The study population comprised 1190 subjects: 1041 consecutive patients presenting with chest pain (335 with acute myocardial infarction) and 149 controls without chest pain. Subjects were randomly divided into a training set (587) and a validation set (603). ECG prediction models for acute myocardial infarction incorporating different ST elevation criteria and/or additional QRST features (Q waves, ST depression, T wave inversion, bundle branch block, axes deviations, and left ventricular hypertrophy) were developed in training set patients using forward stepwise multiple logistic regression. Models were then prospectively tested in the validation set patients. The optimum ST elevation model (based on > or =1 mm ST elevation in > or = 1 inferior/lateral leads, or > or =2 mm ST elevation in > or =1 anteroseptal leads) correctly classified 83.1% of subjects (55.8% sensitivity, 94. 0% specificity). The choice of ST elevation definition had marked influence on the sensitivity (45.4-68.6%) and specificity (81.2-98. 1%) for diagnosis of acute myocardial infarction.
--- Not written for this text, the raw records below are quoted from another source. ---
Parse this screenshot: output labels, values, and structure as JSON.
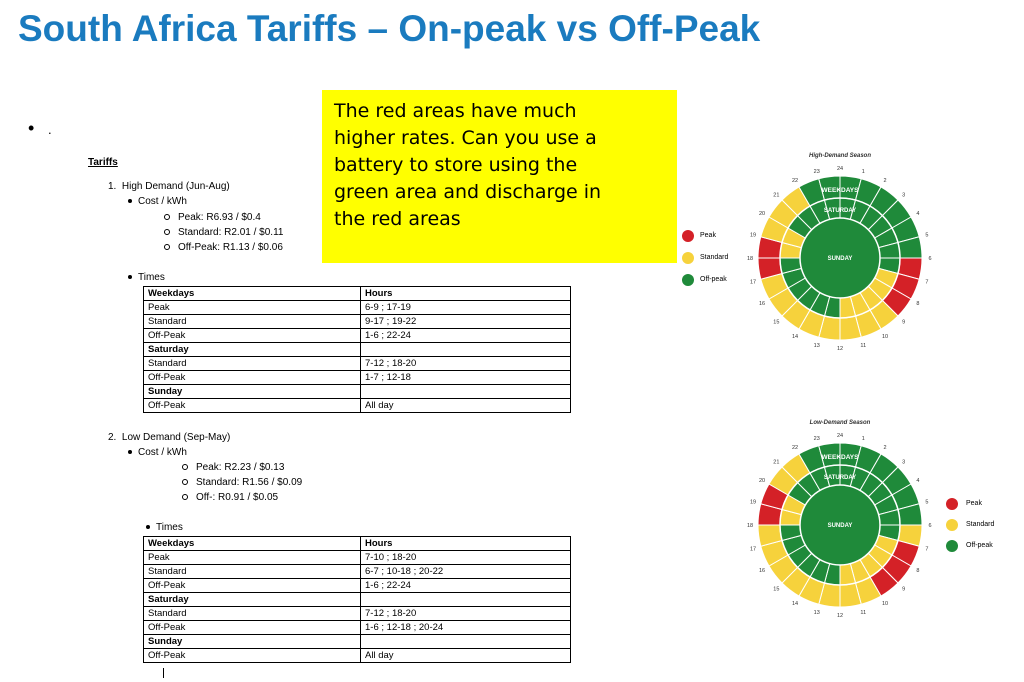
{
  "title": "South Africa Tariffs – On-peak vs Off-Peak",
  "bullet_text": ".",
  "callout": {
    "lines": [
      "The red areas have much",
      "higher rates. Can you use a",
      "battery to store using the",
      "green area and discharge in",
      "the red areas"
    ]
  },
  "doc": {
    "heading": "Tariffs",
    "high": {
      "num": "1.",
      "label": "High Demand (Jun-Aug)",
      "cost_label": "Cost / kWh",
      "costs": [
        "Peak: R6.93 / $0.4",
        "Standard: R2.01 / $0.11",
        "Off-Peak: R1.13 / $0.06"
      ],
      "times_label": "Times"
    },
    "low": {
      "num": "2.",
      "label": "Low Demand (Sep-May)",
      "cost_label": "Cost / kWh",
      "costs": [
        "Peak: R2.23 / $0.13",
        "Standard: R1.56 / $0.09",
        "Off-: R0.91 / $0.05"
      ],
      "times_label": "Times"
    }
  },
  "table_high": [
    [
      "Weekdays",
      "Hours"
    ],
    [
      "Peak",
      "6-9 ; 17-19"
    ],
    [
      "Standard",
      "9-17 ; 19-22"
    ],
    [
      "Off-Peak",
      "1-6 ; 22-24"
    ],
    [
      "Saturday",
      ""
    ],
    [
      "Standard",
      "7-12 ; 18-20"
    ],
    [
      "Off-Peak",
      "1-7 ; 12-18"
    ],
    [
      "Sunday",
      ""
    ],
    [
      "Off-Peak",
      "All day"
    ]
  ],
  "table_low": [
    [
      "Weekdays",
      "Hours"
    ],
    [
      "Peak",
      "7-10 ; 18-20"
    ],
    [
      "Standard",
      "6-7 ; 10-18 ; 20-22"
    ],
    [
      "Off-Peak",
      "1-6 ; 22-24"
    ],
    [
      "Saturday",
      ""
    ],
    [
      "Standard",
      "7-12 ; 18-20"
    ],
    [
      "Off-Peak",
      "1-6 ; 12-18 ; 20-24"
    ],
    [
      "Sunday",
      ""
    ],
    [
      "Off-Peak",
      "All day"
    ]
  ],
  "charts": {
    "high_title": "High-Demand Season",
    "low_title": "Low-Demand Season",
    "ring_weekdays": "WEEKDAYS",
    "ring_saturday": "SATURDAY",
    "ring_sunday": "SUNDAY",
    "legend": [
      "Peak",
      "Standard",
      "Off-peak"
    ],
    "colors": {
      "peak": "#d42127",
      "standard": "#f6d23c",
      "offpeak": "#1f8a3a"
    },
    "hours": [
      "24",
      "1",
      "2",
      "3",
      "4",
      "5",
      "6",
      "7",
      "8",
      "9",
      "10",
      "11",
      "12",
      "13",
      "14",
      "15",
      "16",
      "17",
      "18",
      "19",
      "20",
      "21",
      "22",
      "23"
    ],
    "high_weekdays": [
      "o",
      "o",
      "o",
      "o",
      "o",
      "o",
      "p",
      "p",
      "p",
      "s",
      "s",
      "s",
      "s",
      "s",
      "s",
      "s",
      "s",
      "p",
      "p",
      "s",
      "s",
      "s",
      "o",
      "o"
    ],
    "high_saturday": [
      "o",
      "o",
      "o",
      "o",
      "o",
      "o",
      "o",
      "s",
      "s",
      "s",
      "s",
      "s",
      "o",
      "o",
      "o",
      "o",
      "o",
      "o",
      "s",
      "s",
      "o",
      "o",
      "o",
      "o"
    ],
    "low_weekdays": [
      "o",
      "o",
      "o",
      "o",
      "o",
      "o",
      "s",
      "p",
      "p",
      "p",
      "s",
      "s",
      "s",
      "s",
      "s",
      "s",
      "s",
      "s",
      "p",
      "p",
      "s",
      "s",
      "o",
      "o"
    ],
    "low_saturday": [
      "o",
      "o",
      "o",
      "o",
      "o",
      "o",
      "o",
      "s",
      "s",
      "s",
      "s",
      "s",
      "o",
      "o",
      "o",
      "o",
      "o",
      "o",
      "s",
      "s",
      "o",
      "o",
      "o",
      "o"
    ]
  }
}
The addition of multiple QRST variables only marginally improved overall classification but did result in high specificity (92.6-96.1%).

CONCLUSION

Different definitions of 'significant' ST elevation led to marked variations in sensitivity and specificity for diagnosis of acute myocardial infarction. Multiple QRST features in addition to ST elevation only marginally improved overall classification.

摘要

目的

关于急性心肌梗死诊断中ST段抬高的最佳定义,包括最小高度和最少导联数,目前尚不清楚。此外,只有50%的急性心肌梗死患者表现为ST段抬高。因此,我们对不同ST段抬高标准诊断急性心肌梗死的敏感性和特异性进行了量化,并确定除ST段抬高外纳入多个QRST特征的模型是否能提高急性心肌梗死的检测率。

方法与结果

研究人群包括1190名受试者:1041例连续出现胸痛的患者(335例急性心肌梗死)和149例无胸痛的对照者。受试者被随机分为训练集(587例)和验证集(603例)。在训练集患者中使用向前逐步多元逻辑回归开发了包含不同ST段抬高标准和/或其他QRST特征(Q波、ST段压低、T波倒置、束支传导阻滞、电轴偏移和左心室肥厚)的急性心肌梗死心电图预测模型。然后在验证集患者中对模型进行前瞻性测试。最佳ST段抬高模型(基于≥1个下壁/侧壁导联ST段抬高≥1mm,或≥1个前间隔导联ST段抬高≥2mm)正确分类了83.1% 的受试者(敏感性55.8%,特异性94.0%)。ST段抬高定义的选择对急性心肌梗死诊断的敏感性(45.4 - 68.6%)和特异性(81.2 - 98.1%)有显著影响。添加多个QRST变量仅略微改善了总体分类,但确实导致了高特异性(92.6 - 96.1%)。

结论

“显著”ST段抬高的不同定义导致急性心肌梗死诊断的敏感性和特异性有显著差异。除ST段抬高外的多个QRST特征仅略微改善了总体分类。